Checking Your Chimney

By Sharon Naylor

June 24, 2011 6 min read

Fall is the perfect time to schedule a professional checkup on your chimney. Over time, weather extremes, moisture and even wild animal nibbling and nesting can damage the structure of your chimney, causing perilous dangers inside and out. For instance, chimney leaks and water penetration cause rust in steel and cast iron, weakening or decomposing the metal parts. Some damages can cost a fortune down the road, and some pose serious fire threats and cause the buildup of toxic gases. If cracks and water intrusion are left to compromise your chimney and flue over time, a complete rebuild will be necessary. According to The Brick Industry Association, chimneys require special attention, inspections and maintenance to protect them from the elements.

Your chimney is not just the lead-out for your fireplace. In some instances, it is the lead-out for wood-burning stoves and your recently upgraded kitchen, as well. According to the National Fuel Gas Code, when a new appliance is installed into an existing system or an existing appliance is removed from a common vent, the entire venting system, which may include a masonry chimney, must conform to current codes.

There are few fall home improvements as necessary as a thorough chimney check, and the trained professional eyes of a licensed chimney repair company will best advise you on your structural needs. Don't make the mistake of trying to save money by re-mortaring the loose bricks you see and calling it a day. Many of the dangers are inside your chimney, and experts will send down cameras to locate the weaknesses and threats to be repaired.

--Tuckpointing: The process of tuckpointing repairs the masonry mortar joints between your bricks to safeguard your structure from water intrusion and further structural weakness and damage. Expert application will repair your chimney's weak points, returning your chimney to full security and aesthetic value. Your chimney even may return to a greater waterproof standard than it had when it was first built. Many homes are more than 50 years old, so the materials used in tuckpointing and masonry are vast improvements over those decades-old mortar mixtures.

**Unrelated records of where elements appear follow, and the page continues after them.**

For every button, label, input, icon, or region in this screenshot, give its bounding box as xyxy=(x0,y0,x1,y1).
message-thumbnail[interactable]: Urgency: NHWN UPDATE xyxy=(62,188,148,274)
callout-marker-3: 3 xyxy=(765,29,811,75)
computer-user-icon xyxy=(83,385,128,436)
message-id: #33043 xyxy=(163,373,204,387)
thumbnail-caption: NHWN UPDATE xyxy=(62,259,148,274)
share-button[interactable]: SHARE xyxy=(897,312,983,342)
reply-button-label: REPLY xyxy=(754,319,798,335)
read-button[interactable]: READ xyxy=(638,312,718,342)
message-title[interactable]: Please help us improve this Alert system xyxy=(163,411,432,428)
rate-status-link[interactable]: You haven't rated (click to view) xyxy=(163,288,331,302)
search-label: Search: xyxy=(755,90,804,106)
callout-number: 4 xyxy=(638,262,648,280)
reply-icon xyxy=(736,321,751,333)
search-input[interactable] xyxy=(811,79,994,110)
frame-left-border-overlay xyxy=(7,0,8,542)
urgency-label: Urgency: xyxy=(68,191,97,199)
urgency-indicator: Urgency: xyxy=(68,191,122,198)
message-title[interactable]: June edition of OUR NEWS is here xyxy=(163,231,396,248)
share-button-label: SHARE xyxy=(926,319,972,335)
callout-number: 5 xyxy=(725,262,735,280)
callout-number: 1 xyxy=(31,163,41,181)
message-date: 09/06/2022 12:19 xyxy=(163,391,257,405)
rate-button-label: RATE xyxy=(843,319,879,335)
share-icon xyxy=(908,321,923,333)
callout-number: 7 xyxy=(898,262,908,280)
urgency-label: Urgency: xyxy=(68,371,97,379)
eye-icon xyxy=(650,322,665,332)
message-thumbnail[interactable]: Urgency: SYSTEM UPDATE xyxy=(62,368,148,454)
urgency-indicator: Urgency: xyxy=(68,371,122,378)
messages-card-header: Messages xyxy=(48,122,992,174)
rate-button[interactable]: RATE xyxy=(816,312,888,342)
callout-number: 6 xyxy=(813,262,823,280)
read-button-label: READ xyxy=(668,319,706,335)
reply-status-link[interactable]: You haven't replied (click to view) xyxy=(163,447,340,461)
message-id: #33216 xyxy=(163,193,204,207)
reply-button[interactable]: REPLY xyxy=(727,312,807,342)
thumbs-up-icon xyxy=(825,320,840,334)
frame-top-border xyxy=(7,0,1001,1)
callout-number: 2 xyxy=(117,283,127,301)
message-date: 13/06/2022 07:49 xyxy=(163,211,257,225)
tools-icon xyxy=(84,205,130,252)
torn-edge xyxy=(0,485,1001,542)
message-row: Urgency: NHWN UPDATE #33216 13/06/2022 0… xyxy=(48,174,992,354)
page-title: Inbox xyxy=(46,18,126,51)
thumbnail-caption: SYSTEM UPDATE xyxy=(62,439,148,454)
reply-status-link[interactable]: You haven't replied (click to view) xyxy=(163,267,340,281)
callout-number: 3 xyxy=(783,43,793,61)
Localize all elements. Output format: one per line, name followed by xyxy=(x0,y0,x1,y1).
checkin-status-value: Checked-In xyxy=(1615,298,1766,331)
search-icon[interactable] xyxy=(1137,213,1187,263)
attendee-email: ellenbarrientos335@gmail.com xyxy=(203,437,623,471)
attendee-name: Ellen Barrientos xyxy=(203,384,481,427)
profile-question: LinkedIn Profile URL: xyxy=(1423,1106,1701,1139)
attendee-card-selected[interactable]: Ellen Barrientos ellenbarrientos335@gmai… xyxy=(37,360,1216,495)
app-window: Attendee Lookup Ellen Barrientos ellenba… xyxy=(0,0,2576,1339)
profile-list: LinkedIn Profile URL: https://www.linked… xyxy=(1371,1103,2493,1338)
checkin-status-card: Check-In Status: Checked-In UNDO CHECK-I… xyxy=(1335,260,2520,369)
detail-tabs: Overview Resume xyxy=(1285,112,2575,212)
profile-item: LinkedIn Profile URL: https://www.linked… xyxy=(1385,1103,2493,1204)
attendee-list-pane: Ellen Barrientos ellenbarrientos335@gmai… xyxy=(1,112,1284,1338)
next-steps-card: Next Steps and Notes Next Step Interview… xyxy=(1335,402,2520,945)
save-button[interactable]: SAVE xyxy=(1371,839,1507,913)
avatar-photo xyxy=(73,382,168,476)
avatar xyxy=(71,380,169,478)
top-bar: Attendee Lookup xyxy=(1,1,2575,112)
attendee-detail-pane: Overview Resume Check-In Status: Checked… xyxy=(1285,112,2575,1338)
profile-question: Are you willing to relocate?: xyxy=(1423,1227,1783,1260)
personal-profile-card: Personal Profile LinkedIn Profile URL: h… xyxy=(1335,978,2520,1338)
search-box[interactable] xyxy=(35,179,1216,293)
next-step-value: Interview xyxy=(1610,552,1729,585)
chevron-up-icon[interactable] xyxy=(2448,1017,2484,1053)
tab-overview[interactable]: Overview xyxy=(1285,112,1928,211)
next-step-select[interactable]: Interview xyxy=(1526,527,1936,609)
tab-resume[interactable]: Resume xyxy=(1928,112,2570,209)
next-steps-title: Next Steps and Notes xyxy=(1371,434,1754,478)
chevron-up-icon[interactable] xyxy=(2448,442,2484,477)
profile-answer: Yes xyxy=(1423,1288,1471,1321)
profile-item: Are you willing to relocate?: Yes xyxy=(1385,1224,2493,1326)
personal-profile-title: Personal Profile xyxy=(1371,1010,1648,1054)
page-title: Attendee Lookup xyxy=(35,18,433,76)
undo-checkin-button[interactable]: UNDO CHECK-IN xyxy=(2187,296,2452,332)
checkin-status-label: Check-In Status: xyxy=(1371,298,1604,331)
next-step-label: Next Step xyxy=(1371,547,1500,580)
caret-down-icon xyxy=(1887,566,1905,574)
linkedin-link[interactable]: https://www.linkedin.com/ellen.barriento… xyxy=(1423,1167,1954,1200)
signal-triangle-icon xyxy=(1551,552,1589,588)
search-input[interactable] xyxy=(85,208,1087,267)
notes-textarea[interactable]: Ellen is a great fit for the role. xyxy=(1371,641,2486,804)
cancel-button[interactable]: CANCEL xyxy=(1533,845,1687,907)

--Crumbling bricks: In advanced stages of disrepair, the faces of some bricks may chip off and fall, posing injury threats and causing weakness in your chimney structure. When bricks flake, or "shale off," the lessened thickness of the chimney wall allows cold drafts and perhaps even insects into your home.

--Crown damage: The crown of your chimney is the concrete slab on top of your chimney. If this slab cracks, it can allow moisture to enter your chimney or home, causing expensive damage. A professional can assess whether your crown needs a simple seal repair with a fast-drying sealant or needs a complete replacement to fully protect your chimney's structure and your home. As another reminder that today's repair materials are far superior to the original mixtures used decades ago, modern sealants are now available in eco-friendly formulas. Ask your chimney repair specialist about the warranties offered by the makers of such products as CrownCoat brushable sealant. Some products offer warranties of 15 years or more.

--Flashing repair: Flashing is the metal strip that connects the base of your chimney to your roofline. Flashing is immensely important, as it prevents water from seeping into this joint and entering your home. When flashing sections have warped or lifted, they require flashing seal. In extreme conditions, entirely new and improved flashing is warranted.

--Post-repair or replacement sealant: On top of any chimney repair work, such as brickwork and tuckpointing, your professional chimney repair specialist will apply a waterproof sealant. Ask questions about the type of sealant used, because some sealants have been found to dry into an unexpected hue. The most popular brands used by experts whose work is 100 percent guaranteed -- meaning they don't buy the cheap stuff -- provide full waterproofing through their modified siloxane, which reacts with the minerals in the masonry materials, creating a waterproof quarter- to half-inch layer to protect your chimney. Top-end waterproofing sealants are VOC-compliant and even protect against UV damage and atmospheric moisture. They protect against stains and are mildew- and fungus-resistant, as well as formulated to protect in freeze-thaw conditions.

Ask plenty of questions about the products your chimney repair team plans to use. It's a terrible error simply to trust that repairmen are going to show up with the best products possible. Ask for the brand names of their materials, and research them online to be sure they waterproof from the outside and are 100 percent breathable, which means they allow water vapors formed when the chimney is in use to pass through the stone and escape into the air; they are not trapped, which would cause damage to the inside of your flue. Look for 100 percent vapor-permeable materials. And ask that chimney flue liners also conform to safety codes.

Yes, chimney inspections and repairs are pricy, but they are worth every penny to protect your home and family.